Federal Technology Funding Guide. The best guide for funding for people who don’t know funding.

Produced by the Kaufman Foundation.

VC’s exist because money wants to be put to work.

In the ’70′s, if you were a fiduciary for a billion dollar fund, you funded in safe investments.  In the 1980′s, the rules were changed that allowed the fiduciaries to invest in more risky ventures.  About 1% of the big money out there gets farmed out to Venture Capital.

Your startup money is competing for the same kind of money people are using to invest in stocks, bonds, etc.  Equities have returned an average of 10% to 11% a year for the past 100 years.  VC’s are looking for 20%/year, 30%, returns because the risk is so large.

Prediction:  You’ll see the disappearance of half the VC’s.

Local venture ecosystems can no longer compete.
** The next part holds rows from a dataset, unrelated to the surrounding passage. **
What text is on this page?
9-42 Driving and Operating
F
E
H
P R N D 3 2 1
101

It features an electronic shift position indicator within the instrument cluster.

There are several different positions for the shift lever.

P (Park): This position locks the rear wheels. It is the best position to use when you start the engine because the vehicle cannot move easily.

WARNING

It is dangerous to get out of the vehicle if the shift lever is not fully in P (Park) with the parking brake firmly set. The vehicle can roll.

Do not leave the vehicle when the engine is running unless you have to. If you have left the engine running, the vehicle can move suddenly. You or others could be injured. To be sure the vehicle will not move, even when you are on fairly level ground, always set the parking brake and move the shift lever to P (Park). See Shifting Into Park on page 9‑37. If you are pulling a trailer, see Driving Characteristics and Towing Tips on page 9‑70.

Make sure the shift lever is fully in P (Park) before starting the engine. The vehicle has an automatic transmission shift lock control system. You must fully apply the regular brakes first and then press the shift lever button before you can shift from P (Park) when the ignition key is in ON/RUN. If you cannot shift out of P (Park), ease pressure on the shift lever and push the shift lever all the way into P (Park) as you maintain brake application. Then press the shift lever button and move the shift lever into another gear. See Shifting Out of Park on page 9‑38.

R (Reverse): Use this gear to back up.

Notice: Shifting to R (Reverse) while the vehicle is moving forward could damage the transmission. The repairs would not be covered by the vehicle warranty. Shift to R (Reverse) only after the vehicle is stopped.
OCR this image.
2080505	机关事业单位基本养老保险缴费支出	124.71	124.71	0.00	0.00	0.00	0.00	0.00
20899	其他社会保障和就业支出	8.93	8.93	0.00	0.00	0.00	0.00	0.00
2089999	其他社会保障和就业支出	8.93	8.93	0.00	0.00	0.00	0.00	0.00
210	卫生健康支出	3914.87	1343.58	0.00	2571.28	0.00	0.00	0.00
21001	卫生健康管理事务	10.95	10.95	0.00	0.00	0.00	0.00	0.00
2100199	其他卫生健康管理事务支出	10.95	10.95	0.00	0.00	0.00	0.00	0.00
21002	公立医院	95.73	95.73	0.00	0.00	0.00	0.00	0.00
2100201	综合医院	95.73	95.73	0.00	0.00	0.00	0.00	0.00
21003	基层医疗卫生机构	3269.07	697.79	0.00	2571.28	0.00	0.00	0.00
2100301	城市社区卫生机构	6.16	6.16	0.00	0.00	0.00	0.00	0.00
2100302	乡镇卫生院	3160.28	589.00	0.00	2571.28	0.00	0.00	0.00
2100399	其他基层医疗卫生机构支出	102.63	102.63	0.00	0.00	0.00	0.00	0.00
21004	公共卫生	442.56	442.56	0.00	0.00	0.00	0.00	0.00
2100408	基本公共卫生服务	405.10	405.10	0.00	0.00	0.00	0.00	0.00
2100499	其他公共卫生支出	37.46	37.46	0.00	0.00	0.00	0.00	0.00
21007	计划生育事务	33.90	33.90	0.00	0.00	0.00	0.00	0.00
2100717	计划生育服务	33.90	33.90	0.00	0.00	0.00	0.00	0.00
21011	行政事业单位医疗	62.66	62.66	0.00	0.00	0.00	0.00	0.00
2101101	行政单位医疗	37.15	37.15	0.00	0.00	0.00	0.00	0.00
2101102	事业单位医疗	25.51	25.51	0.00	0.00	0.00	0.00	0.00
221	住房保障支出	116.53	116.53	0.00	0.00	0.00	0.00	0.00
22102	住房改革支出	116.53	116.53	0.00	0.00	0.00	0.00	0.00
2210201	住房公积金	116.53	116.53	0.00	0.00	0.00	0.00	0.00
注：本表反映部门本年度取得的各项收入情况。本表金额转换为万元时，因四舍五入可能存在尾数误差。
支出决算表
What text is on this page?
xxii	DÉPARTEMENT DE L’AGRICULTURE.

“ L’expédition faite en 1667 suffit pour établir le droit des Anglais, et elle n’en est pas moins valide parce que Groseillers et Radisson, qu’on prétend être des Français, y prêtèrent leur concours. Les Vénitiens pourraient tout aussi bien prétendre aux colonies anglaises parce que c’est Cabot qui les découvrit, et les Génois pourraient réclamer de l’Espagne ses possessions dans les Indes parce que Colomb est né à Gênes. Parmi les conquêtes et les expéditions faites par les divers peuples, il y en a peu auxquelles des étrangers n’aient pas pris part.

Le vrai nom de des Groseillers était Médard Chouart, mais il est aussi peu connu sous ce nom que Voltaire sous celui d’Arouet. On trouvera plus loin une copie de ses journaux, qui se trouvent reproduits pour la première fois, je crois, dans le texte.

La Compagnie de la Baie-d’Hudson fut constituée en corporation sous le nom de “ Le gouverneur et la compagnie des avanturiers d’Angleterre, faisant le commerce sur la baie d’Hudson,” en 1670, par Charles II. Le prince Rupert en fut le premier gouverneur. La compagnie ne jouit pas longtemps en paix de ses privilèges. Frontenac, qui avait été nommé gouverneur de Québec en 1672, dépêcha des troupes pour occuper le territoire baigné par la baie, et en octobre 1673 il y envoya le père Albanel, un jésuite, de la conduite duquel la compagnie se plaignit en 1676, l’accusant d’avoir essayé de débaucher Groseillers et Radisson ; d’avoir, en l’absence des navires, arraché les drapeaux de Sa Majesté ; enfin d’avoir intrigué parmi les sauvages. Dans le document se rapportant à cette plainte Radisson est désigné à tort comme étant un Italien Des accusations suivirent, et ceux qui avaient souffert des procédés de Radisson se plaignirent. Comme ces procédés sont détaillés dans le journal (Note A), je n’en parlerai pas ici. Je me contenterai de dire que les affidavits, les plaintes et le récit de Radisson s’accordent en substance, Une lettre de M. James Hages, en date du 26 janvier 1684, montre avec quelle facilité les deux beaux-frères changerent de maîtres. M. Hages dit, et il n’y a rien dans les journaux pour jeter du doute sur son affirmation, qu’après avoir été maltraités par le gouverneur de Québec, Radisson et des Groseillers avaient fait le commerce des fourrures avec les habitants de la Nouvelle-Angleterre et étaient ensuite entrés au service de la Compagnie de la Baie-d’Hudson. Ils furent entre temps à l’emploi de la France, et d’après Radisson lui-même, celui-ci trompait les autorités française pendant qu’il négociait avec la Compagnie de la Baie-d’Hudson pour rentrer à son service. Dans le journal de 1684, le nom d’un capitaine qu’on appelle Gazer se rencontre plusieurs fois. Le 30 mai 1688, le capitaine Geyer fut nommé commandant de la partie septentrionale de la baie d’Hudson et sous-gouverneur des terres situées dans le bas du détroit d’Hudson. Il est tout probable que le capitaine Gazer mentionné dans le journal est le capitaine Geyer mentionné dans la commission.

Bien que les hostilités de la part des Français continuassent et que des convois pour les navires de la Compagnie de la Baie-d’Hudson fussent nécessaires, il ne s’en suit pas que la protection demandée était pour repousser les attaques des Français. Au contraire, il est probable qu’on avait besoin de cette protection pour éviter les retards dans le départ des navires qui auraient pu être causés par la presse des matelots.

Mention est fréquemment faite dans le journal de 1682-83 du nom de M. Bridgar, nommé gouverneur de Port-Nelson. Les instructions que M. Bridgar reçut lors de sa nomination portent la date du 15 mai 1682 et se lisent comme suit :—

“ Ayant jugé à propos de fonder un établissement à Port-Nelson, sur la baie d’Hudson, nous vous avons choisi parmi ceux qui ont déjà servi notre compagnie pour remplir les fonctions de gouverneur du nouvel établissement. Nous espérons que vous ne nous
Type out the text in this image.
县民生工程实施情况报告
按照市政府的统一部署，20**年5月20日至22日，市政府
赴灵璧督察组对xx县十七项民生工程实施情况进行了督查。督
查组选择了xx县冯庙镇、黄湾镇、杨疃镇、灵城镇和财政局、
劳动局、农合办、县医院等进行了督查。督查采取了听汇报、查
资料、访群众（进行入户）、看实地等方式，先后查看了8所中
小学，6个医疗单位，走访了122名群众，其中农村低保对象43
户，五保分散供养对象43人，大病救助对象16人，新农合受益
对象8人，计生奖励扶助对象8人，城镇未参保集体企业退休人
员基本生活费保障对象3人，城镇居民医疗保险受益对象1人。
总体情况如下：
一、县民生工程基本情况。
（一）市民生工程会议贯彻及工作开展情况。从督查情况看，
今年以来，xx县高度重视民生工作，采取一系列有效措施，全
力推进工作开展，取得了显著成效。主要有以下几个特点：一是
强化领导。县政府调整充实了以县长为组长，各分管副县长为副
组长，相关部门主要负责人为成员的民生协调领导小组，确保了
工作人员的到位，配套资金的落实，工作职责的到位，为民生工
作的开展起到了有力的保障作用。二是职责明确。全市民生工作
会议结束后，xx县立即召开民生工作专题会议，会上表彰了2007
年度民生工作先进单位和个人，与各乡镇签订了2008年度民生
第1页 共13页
VC’s need to be global. “It can’t just be a good deal for Central Texas, or Silicon Valley. It has to be the best deal in the world.”

“Innovation is everywhere.  Capital can be found outside the US.”

How do you find money?  “It’s all sales.  It’s all personal marketing.  What a lot of entrepreneurs don’t realize is that they need to be able to sell 1 on 1 across the table.”  Steve Smaha, “If you can’t do that, you need to find a business partner that is as fired up about something as you are.”

“Expect to be highly adaptive.  The environment is constantly changing.  You have to be open to change.  Building these companies is excrutiating.”


Last question:  What about bootstrappers?

A: Steve Smaha: They’re mainly Web 2.0, IT companies.  Rarely battery, etc.  Cleantech has higher capital requirements.  If you can find a boot strapper that access to customers, please introduce them to me.  I’d like to get to know them.